Charles Bukowski, em shh..it's just a dream

sábado, 15 de outubro de 2011

aprovado

  1. Publicar o selo e o blogue de quem o indicou. 
  2. Publicar o questionário e responder.
  3. Indicar dez outros blogues e avisar os seus donos.
♥ Pieces Of Stories: Selos ✽


  1. O que eu mais gosto em mim.
    Definitivamente, a minha parte psicológica. O quê, mais concretamente, não sei bem... Talvez o facto de ser muito crítica.
  2. O que eu menos gosto em mim.
    Sei lá, talvez alguns pormenores físicos... Eh pá, sinceramente não sei, porque eu gosto imenso de mim própria e não acho de grande relevância os aspetos que em mim não aprecio muito.
  3. Se eu ganhasse o Euromilhões, eu...
    Possivelmente, tentaria redistribuir o dinheiro de forma justa pelas pessoas mais carenciadas. Ou então comprava o que aos outros lhes falta e dava-lhes, não sei. Não gosto de pôr hipóteses, especular...
  4. Citar dez coisas sem as quais eu não viveria.
    Ar, água, comida, corpo, amor, filosofia, força de vontade, sinceridade, diálogo e arte.
  5. Qual o significado do blogue para mim.
    O blogue, este blogue, é o espaço onde exponho as minhas composições artísticas e críticas, a que junto também outras coisas que me agradam e acho que deveria partilhar com o mundo.

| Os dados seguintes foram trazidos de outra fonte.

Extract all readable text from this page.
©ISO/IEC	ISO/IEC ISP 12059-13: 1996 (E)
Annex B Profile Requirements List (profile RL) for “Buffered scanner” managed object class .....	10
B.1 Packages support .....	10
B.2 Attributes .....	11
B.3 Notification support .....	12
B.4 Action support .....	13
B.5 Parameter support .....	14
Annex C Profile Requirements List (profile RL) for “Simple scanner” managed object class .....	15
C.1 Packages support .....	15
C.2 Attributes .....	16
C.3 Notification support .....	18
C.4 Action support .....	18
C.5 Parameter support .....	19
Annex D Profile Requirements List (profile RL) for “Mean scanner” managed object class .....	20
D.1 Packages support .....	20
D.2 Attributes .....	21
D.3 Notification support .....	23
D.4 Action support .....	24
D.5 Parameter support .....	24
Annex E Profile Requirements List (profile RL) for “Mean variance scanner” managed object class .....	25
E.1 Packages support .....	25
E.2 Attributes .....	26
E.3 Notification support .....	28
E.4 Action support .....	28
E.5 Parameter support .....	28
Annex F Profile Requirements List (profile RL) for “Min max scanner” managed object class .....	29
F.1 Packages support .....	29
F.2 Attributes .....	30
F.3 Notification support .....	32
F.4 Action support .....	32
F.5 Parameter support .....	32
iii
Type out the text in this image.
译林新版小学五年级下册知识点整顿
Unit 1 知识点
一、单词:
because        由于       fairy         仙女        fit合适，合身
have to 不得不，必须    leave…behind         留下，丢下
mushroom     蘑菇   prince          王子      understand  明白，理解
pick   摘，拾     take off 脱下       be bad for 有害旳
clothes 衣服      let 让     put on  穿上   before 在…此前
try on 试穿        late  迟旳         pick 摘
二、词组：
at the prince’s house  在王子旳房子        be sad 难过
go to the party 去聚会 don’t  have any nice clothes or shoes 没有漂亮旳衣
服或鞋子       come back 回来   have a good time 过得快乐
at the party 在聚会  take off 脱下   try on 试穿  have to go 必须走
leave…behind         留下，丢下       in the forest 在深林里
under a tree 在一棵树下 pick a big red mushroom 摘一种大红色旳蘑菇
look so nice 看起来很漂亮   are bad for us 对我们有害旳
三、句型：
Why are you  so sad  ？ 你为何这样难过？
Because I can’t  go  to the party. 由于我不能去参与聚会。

Sem ele, poderia continuar a satisfazer-me, escrevendo exclusivamente para mim. Porém, sinto prazer em partilhar e expor o que faço, depois de o fazer para mim. Aqui liberto emoções através de palavras que não profiro oralmente. Quando digo algo a alguém, por mais belo que me pareça, não o publico aqui - e vice-versa. Por isso, este blogue para mim significa um complemento da expressão linguística dos meus pensamentos.

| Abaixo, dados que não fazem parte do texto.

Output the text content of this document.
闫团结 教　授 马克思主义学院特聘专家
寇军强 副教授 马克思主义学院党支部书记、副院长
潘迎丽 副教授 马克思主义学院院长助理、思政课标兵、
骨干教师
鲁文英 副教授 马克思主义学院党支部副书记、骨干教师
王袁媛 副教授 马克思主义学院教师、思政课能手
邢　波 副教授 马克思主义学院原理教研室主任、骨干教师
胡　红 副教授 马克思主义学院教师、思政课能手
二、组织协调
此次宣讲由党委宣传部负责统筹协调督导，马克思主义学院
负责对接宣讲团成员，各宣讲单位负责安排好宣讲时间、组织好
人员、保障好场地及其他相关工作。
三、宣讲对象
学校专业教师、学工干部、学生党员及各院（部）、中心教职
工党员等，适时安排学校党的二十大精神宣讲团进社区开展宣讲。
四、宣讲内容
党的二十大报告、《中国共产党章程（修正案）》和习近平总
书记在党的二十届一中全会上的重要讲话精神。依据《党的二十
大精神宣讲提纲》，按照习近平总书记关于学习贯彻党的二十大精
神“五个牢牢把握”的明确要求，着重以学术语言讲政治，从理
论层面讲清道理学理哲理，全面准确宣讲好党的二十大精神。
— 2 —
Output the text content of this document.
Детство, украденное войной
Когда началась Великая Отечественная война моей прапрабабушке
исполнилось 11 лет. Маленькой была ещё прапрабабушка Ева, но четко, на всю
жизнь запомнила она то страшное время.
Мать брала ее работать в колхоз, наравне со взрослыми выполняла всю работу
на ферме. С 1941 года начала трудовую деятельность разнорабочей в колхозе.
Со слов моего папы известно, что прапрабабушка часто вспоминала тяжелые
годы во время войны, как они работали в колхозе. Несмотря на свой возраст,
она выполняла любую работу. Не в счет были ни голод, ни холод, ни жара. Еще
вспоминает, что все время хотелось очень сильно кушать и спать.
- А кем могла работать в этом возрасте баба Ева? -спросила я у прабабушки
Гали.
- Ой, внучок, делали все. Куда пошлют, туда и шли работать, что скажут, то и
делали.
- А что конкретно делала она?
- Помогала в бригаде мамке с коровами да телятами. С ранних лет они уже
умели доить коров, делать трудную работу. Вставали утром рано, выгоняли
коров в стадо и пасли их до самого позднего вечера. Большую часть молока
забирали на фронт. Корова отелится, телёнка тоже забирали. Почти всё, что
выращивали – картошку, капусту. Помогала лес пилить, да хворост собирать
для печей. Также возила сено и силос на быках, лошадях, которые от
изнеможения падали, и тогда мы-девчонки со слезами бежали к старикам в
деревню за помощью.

  6. O que é a beleza para mim.
    Um conceito filosófico muito banalizado, que, intimamente, se define pelo bem, pelo prazer e pela justiça. Algo é belo quando me parece sincero e me provoca prazer ou quando lhe reconheço bem ou justiça - talvez porque isso me provoque prazer.

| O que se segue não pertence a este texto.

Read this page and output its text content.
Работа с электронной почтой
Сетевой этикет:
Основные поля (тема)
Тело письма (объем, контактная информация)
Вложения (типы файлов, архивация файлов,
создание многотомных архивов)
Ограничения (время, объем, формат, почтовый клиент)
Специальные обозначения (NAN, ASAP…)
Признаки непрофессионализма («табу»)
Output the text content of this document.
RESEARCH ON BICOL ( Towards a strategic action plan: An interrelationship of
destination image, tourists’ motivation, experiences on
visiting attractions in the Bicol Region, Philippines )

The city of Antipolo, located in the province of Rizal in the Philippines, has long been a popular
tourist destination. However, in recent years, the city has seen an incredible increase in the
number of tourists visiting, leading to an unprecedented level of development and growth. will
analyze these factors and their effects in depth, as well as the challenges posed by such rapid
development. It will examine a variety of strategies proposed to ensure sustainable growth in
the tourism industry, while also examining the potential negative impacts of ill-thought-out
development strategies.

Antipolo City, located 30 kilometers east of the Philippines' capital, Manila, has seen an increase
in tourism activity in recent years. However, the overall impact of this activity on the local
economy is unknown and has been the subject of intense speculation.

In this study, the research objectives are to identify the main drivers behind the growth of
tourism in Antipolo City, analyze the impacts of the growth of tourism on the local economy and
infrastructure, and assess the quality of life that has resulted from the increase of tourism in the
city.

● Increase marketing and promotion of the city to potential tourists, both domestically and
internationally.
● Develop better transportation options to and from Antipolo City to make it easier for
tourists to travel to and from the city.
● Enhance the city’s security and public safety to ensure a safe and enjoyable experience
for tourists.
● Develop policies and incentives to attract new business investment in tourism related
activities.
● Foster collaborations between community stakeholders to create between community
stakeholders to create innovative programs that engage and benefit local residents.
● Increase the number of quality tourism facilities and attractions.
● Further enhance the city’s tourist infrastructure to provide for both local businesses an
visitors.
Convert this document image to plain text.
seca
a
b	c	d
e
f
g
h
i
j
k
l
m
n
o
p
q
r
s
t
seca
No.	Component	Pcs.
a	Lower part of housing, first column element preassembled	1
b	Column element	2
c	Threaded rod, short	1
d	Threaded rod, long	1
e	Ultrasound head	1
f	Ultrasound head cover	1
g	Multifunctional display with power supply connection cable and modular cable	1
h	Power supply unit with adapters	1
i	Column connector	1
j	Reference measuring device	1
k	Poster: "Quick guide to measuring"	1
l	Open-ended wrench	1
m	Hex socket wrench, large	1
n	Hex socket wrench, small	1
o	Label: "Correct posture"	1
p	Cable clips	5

  7. Frase que marcou a minha vida.
    You are who you want to be, num filme cujo nome já não me recordo. Lembro-me de ser criança e ouvir isso. Ponderei naquilo durante imenso tempo. Pensei que não era verdade, porque eu poderia querer ser médica e isso sozinho não faria de mim médica. Anos mais tarde, foi a partir desta frase que percebi de que forma é a personalidade humana construída e, necessariamente, que as pessoas podem mudar, e de forma consciente e deliberada: sobretudo, que nós conseguimos escolher as pessoas - e não as profissões - que achamos que devemos ser. Nem sempre eu fui sincera, corajosa, frontal, tolerante ou sensata. Eu olhei para os outros, observei-os, perguntei-me o que é que eu admirava neles e adotei essas mesmas caraterísticas. Afinal, eu sou quem eu quero ser.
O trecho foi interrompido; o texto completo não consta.